An eerie silence falls over the distant ridge. The machine gun fire ceases – it’s as if the whistle has blown on a shift, and now the workers can trudge wearily back to camp.

“Upon my return to London, I intend to stop the war across the whole of Europe.”

Hector turns onto his side and pulls the blanket up to his chin.

 

J
ames sits
on the shadowed side of a moonlit dune. Collinson and Huxley, Hector between them on a stretcher, join the morbid procession of stretcher bearers down to the evacuation point at the pier; under the cover of darkness, the black barges berth and the loading of the wounded begins. Collinson and Huxley disappear in the crowd gathering by the waterside.

The prickling sensation in James’ scalp subsides and he feels a great release of tension.
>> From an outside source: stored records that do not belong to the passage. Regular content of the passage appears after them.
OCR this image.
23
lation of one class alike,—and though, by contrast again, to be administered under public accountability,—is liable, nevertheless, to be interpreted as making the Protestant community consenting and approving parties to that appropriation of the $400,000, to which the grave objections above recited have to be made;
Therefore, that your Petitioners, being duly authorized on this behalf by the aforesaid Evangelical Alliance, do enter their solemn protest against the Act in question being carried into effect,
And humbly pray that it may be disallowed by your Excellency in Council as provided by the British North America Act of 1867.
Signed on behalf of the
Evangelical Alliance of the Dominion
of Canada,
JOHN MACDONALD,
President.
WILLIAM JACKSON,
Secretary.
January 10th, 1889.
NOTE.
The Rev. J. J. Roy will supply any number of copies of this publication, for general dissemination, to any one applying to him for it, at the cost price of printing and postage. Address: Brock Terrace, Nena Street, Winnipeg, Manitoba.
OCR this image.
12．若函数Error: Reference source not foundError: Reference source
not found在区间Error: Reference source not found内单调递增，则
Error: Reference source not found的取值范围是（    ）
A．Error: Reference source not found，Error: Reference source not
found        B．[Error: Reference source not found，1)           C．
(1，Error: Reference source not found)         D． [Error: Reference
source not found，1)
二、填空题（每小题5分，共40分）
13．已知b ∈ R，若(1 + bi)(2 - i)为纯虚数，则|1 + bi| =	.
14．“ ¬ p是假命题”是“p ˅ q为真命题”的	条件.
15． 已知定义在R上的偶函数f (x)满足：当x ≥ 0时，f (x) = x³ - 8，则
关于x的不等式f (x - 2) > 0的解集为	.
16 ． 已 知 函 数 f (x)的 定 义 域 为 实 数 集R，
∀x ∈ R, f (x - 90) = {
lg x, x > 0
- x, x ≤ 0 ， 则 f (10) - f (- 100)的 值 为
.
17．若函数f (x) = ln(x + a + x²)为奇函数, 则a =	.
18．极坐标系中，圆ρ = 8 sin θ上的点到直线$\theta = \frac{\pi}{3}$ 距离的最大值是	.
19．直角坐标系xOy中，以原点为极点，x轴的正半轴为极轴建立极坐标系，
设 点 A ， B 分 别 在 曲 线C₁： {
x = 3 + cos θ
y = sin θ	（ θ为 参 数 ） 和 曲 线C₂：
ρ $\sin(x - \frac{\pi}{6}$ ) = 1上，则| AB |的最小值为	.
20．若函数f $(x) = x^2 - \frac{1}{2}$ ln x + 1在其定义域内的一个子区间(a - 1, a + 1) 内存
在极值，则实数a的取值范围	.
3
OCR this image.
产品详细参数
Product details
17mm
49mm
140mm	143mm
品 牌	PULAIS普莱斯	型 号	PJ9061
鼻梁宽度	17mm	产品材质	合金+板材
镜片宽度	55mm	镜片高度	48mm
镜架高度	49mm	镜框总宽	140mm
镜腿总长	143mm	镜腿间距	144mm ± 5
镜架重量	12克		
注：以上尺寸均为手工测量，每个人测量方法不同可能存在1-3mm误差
The veil falls, briefly, exposing a truth that can only ever be glimpsed: the enormity of what he has done and what has been done to him. He remembers gazing through the Zweiss glass and seeing, in its magnified circle, the terrified faces of men and women as they ran down the steep hillside. The faces of the evicted, all people he had cast out of the town. The naval guns swept them aside. It was a massacre.

When was the last time he cried honestly? Without having to force it? So long ago. Even in childhood, he could hold back tears. He was not emotionless. On the contrary. But he was raised without hope that his desires would ever be met and that he must accommodate his needs to the greater imperatives of society. To what must be done. How had he learned this terrible lesson? Poverty. Powerlessness.

He cries alone. A minute or so suffices. He will never recover from his exertions on the Kiretch Tepe.

The green and red electric lights of the hospital ship wait in the bay. The silhouettes of the stretcher bearers flank the waterside. And then he sees him, a silhouette taller than the others. A foot or so taller. The silhouette of the sniper.

The sniper limps through the lines, watching as the stretchers are loaded aboard the black barge. The first barge slips out into the cut, and then the tall figure walks north toward divisional headquarters. James checks the gun in his tunic and follows him.

 

I
nside the great tent
, Omega John is sat upon a camp chair in the uniform of a lieutenant general, conferring with Barker Bill and his adjutants. The rising tip of his oval skull is a soft mass of skin and tough membrane. His general’s cap is tucked in the crook of his elbow, and he fiddles with the ends of his thin white moustache. A bandage around his knee distorts the line of his trousers, which are too short for him, exposing his long ankles.

“Hello James,” says Omega John. “How do you like my war?”

James hesitates. He is scared in a way he had not anticipated. The air of the tent is warm and close. The lanterns fizz with midges. The officers go about their duties like ponderous automata. One officer lies face down in the earth, arms twitching, and entirely ignored by his fellow soldiers. Barker Bill speaks to Omega John in his cracked and indecipherable code, although by his tone, supplicant and queasingly familiar, he seems to be telling some kind of joke. Barker Bill does not acknowledge the stretcher bearer from his division.

James salutes his superiors.

Omega John tells him to stand at ease.

“Permission to speak freely,” says James.

“Denied,” says Omega John, handing the briefing notes back to his adjutant, and accepting another sheaf of orders.